Search code examples
bashcsvarangodbarangoimport

Bash XSV auto populate empty values with CSV column


I have a CSV export that I need to map to new values to in order to then import into a different system. I am using ArangoDB to create this data migration mapping.

Below is the full script used:

#!/bin/bash

execute () {
    filepath=$1
    prefix=$2
    keyField=$3
    filename=`basename "${filename%.csv}"`
    collection="$prefix$filename"
    filepath="/data-migration/$filepath"

    # Check for "_key" column
    if ! xsv headers "$1" | grep -q _key
    # Add "_key" column using the keyfield provided
    then
        xsv select $keyField "$1" | sed -e "1s/$keyField/_key/" > "$1._key"
        xsv cat columns "$1" "$1._key" > "$1.cat"
        mv "$1.cat" "$1"
        rm "$1._key"
    fi

    # Import CSV into Arango Collection
    docker exec arango arangoimp --collection "$collection" --type csv "$filepath" --server.password ''
}

# This single line runs the execute() above
execute 'myDirectory/myFile.csv' prefix_ OLD_ORG_ID__C

So far I've deduced the $keyField (OLD_ORG_ID__C) parameter passed to the execute() function, is used in the loop of the script. This looks for $keyField column and then migrates the values to a newly created _key column using the XSV toolkit.

OLD_ORG_ID__C | _key
  A123        ->  A123
  B123        ->  B123
              ->  ##    <-auto populate

Unfortunately not every row has a value for the OLD_ORG_ID__C column and as a result the _key for that row is also empty which then causes the import to Arango to fail.

Note: This _key field is necessary for my AQL scripts to work properly

How can I rewrite the loop to auto-index the blank values?

then
    xsv select $keyField "$1" | sed -e "1s/$keyField/_key/" > "$1._key"
    xsv cat columns "$1" "$1._key" > "$1.cat"
    mv "$1.cat" "$1"
    rm "$1._key"
fi

Is there a better way to solve this issue? Perhaps xsv sort by the keyField and then auto populate the from the blank rows to the end?
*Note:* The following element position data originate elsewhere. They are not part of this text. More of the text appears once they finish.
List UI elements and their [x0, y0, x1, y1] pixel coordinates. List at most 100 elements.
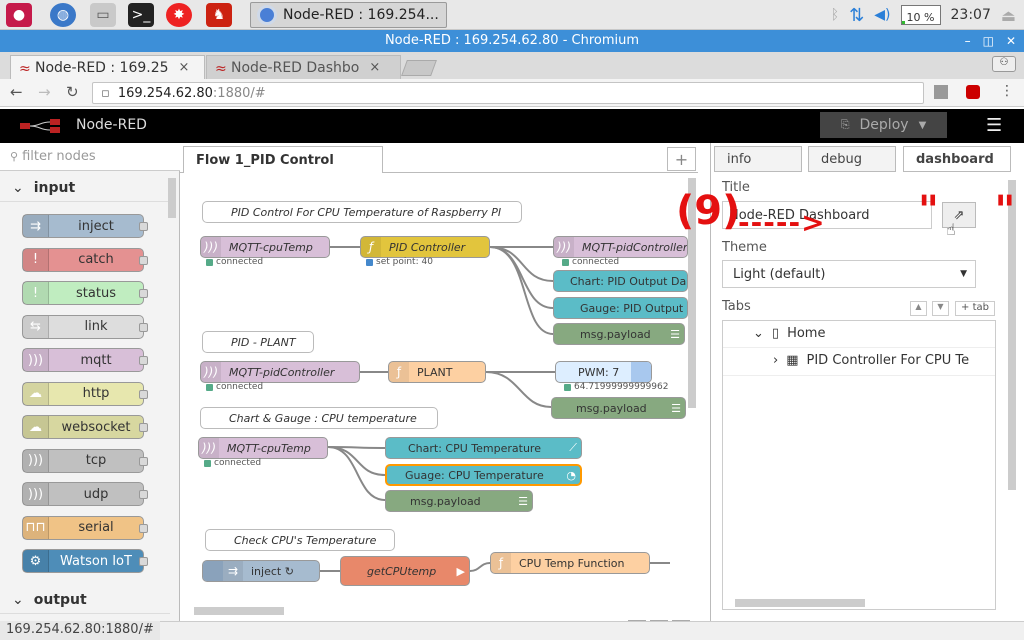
sidebar-tab-dashboard[interactable]: dashboard — [903, 146, 1011, 172]
palette-node-icon: ☁ — [23, 382, 49, 405]
web-browser-icon[interactable]: ◍ — [50, 3, 76, 27]
close-window-button[interactable]: ✕ — [1006, 30, 1016, 52]
collapse-all-button[interactable]: ▲ — [910, 301, 927, 316]
palette-node-icon: ))) — [23, 349, 49, 371]
ublock-icon[interactable] — [966, 85, 980, 99]
category-input[interactable]: ⌄ input — [0, 174, 170, 202]
new-tab-button[interactable] — [401, 60, 437, 76]
terminal-icon[interactable]: >_ — [128, 3, 154, 27]
palette-node-status[interactable]: ! status — [22, 281, 148, 305]
output-port[interactable] — [139, 523, 148, 533]
chevron-down-icon: ▼ — [960, 269, 967, 279]
browser-tab-nodered[interactable]: ≈ Node-RED : 169.25 × — [10, 55, 205, 79]
mqtt-in-node[interactable]: ))) MQTT-cpuTemp — [198, 437, 328, 459]
function-node[interactable]: ƒ CPU Temp Function — [490, 552, 650, 574]
palette-node-tcp[interactable]: ))) tcp — [22, 448, 148, 473]
minimize-button[interactable]: – — [965, 30, 971, 52]
pwm-output-node[interactable]: PWM: 7 — [555, 361, 652, 383]
palette-node-mqtt[interactable]: ))) mqtt — [22, 348, 148, 372]
chevron-right-icon[interactable]: › — [773, 353, 778, 368]
mqtt-in-node[interactable]: ))) MQTT-pidController — [200, 361, 360, 383]
deploy-button[interactable]: ⎘ Deploy ▼ — [820, 112, 947, 138]
hamburger-menu-icon[interactable]: ☰ — [986, 115, 1002, 136]
wolfram-icon[interactable]: ♞ — [206, 3, 232, 27]
sidebar-tab-debug[interactable]: debug — [808, 146, 896, 172]
add-flow-button[interactable]: + — [667, 147, 696, 171]
output-port[interactable] — [139, 322, 148, 332]
workspace-hscrollbar[interactable] — [194, 607, 284, 615]
exec-node[interactable]: getCPUtemp ▶ — [340, 556, 470, 586]
category-output[interactable]: ⌄ output — [0, 586, 170, 614]
profile-icon[interactable]: ⚇ — [992, 56, 1016, 72]
palette-node-watson-iot[interactable]: ⚙ Watson IoT — [22, 549, 148, 573]
mouse-cursor-icon: ☝ — [946, 220, 956, 239]
extension-icon[interactable] — [934, 85, 948, 99]
raspberry-menu-icon[interactable]: ● — [6, 3, 32, 27]
output-port[interactable] — [139, 222, 148, 231]
maximize-button[interactable]: ◫ — [983, 30, 994, 52]
tree-item-group[interactable]: › ▦ PID Controller For CPU Te — [773, 353, 969, 368]
mqtt-in-node[interactable]: ))) MQTT-cpuTemp — [200, 236, 330, 258]
network-icon[interactable]: ⇅ — [849, 5, 864, 26]
palette-node-serial[interactable]: ⊓⊓ serial — [22, 515, 148, 540]
debug-node[interactable]: msg.payload ☰ — [553, 323, 685, 345]
palette-node-http[interactable]: ☁ http — [22, 381, 148, 406]
comment-node[interactable]: Check CPU's Temperature — [205, 529, 395, 551]
back-icon[interactable]: ← — [10, 83, 23, 101]
debug-node[interactable]: msg.payload ☰ — [551, 397, 686, 419]
forward-icon[interactable]: → — [38, 83, 51, 101]
expand-all-button[interactable]: ▼ — [932, 301, 949, 316]
file-manager-icon[interactable]: ▭ — [90, 3, 116, 27]
gauge-node[interactable]: Guage: CPU Temperature ◔ — [385, 464, 582, 486]
browser-menu-icon[interactable]: ⋮ — [1000, 83, 1014, 99]
gauge-node[interactable]: Gauge: PID Output — [553, 297, 688, 319]
output-port[interactable] — [139, 456, 148, 466]
plant-function-node[interactable]: ƒ PLANT — [388, 361, 486, 383]
theme-select[interactable]: Light (default) ▼ — [722, 260, 976, 288]
debug-node[interactable]: msg.payload ☰ — [385, 490, 533, 512]
deploy-label: Deploy — [859, 117, 909, 133]
chevron-down-icon[interactable]: ⌄ — [753, 326, 764, 341]
theme-value: Light (default) — [733, 266, 826, 282]
mqtt-out-node[interactable]: ))) MQTT-pidController — [553, 236, 688, 258]
output-port[interactable] — [139, 490, 148, 499]
chromium-task-button[interactable]: Node-RED : 169.254... — [250, 2, 447, 28]
comment-node[interactable]: Chart & Gauge : CPU temperature — [200, 407, 438, 429]
tree-item-home[interactable]: ⌄ ▯ Home — [753, 326, 825, 341]
eject-icon[interactable]: ⏏ — [1001, 6, 1016, 25]
comment-node[interactable]: PID - PLANT — [202, 331, 314, 353]
sidebar-tab-info[interactable]: info — [714, 146, 802, 172]
chart-node[interactable]: Chart: CPU Temperature ⟋ — [385, 437, 582, 459]
tab-close-icon[interactable]: × — [369, 60, 380, 75]
chevron-down-icon[interactable]: ▼ — [919, 120, 927, 131]
palette-node-link[interactable]: ⇆ link — [22, 314, 148, 339]
reload-icon[interactable]: ↻ — [66, 83, 79, 101]
palette-node-websocket[interactable]: ☁ websocket — [22, 415, 148, 439]
output-port[interactable] — [139, 423, 148, 432]
palette-node-udp[interactable]: ))) udp — [22, 482, 148, 506]
address-bar[interactable]: ▫ 169.254.62.80:1880/# — [92, 82, 924, 104]
output-port[interactable] — [139, 356, 148, 365]
output-port[interactable] — [139, 289, 148, 298]
output-port[interactable] — [139, 557, 148, 566]
chart-node[interactable]: Chart: PID Output Da — [553, 270, 688, 292]
volume-icon[interactable]: ◀) — [874, 7, 890, 23]
flow-tab[interactable]: Flow 1_PID Control — [183, 146, 383, 173]
inject-button-icon[interactable] — [203, 561, 223, 581]
tab-close-icon[interactable]: × — [179, 60, 190, 75]
bluetooth-icon[interactable]: ᛒ — [831, 7, 839, 23]
mathematica-icon[interactable]: ✸ — [166, 3, 192, 27]
pid-controller-node[interactable]: ƒ PID Controller — [360, 236, 490, 258]
comment-node[interactable]: PID Control For CPU Temperature of Raspb… — [202, 201, 522, 223]
output-port[interactable] — [139, 255, 148, 265]
tree-hscrollbar[interactable] — [735, 599, 865, 607]
browser-tab-dashboard[interactable]: ≈ Node-RED Dashbo × — [206, 55, 401, 79]
output-port[interactable] — [139, 389, 148, 399]
palette-scrollbar[interactable] — [168, 178, 176, 218]
filter-nodes-input[interactable]: ⚲ filter nodes — [0, 143, 180, 171]
page-info-icon[interactable]: ▫ — [101, 86, 110, 101]
add-tab-button[interactable]: + tab — [955, 301, 995, 316]
palette-node-inject[interactable]: ⇉ inject — [22, 214, 148, 238]
inject-node[interactable]: ⇉ inject ↻ — [202, 560, 320, 582]
palette-node-catch[interactable]: ! catch — [22, 247, 148, 272]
UPDATE: Per the comments/answer I tried something along these lines but so far still not working

#!/bin/bash

execute () {
    filepath=$1
    prefix=$2
    keyField=$3
    filename=`basename "${filename%.csv}"`
    collection="$prefix$filename"
    filepath="/data-migration/$filepath"

    # Check for "_key" column
    if ! xsv headers "$1" | grep -q _key
    # Add "_key" column using the keyfield provided
    then

        awk -F, 'NR==1 { for(i=1; i<=NF;++i) if ($i == "'$keyField'") field=i; print; next }
    $field == "" { $field = "_generated_" ++n }1' $1 > $1-test.csv

    fi

}
# import a single collection if needed
execute 'agas/Account.csv' agas_ OLD_ORG_ID__C

This creates a Account-test.csv file but unfortunately it does not have the "_key" column or and changes to the OLD_ORG_ID__C values. Preferably I would only want to see the "_key" values populated with auto-numbered values when OLD_ORG_ID__C is blank, otherwise they should copy the provided value.


Solution

  • If your question is "how can I find from the first header line of a CSV file which field is named OLD_ORG_ID__C, then on subsequent lines put a unique value in this column if it is empty" try something like

    awk -F, 'NR==1 { for(i=1; i<=NF;++i) if ($i == "OLD_ORG_ID__C") field=i ; print; next }
        $field == "" { $field = "_generated_" ++n }1' file >newfile
    

    This has no provision for coping with complexities like quoted fields with embedded commas. (I have no idea what xsv is but maybe it would be better equipped for such scenarios?)

    If I can guess what this code does

    xsv select $keyField "$1" |
    sed -e "1s/$keyField/_key/" > "$1._key"
    

    then probably you could replace it with something like

    xsv select "$keyField" "$1" |
    awk -v field="$keyField" 'NR==1 { $0 = field }
        /^$/ { $0 = NR } 1' >"$1._key"
    

    to replace the first line with the value of $keyField and replace any subsequent empty lines with their line number.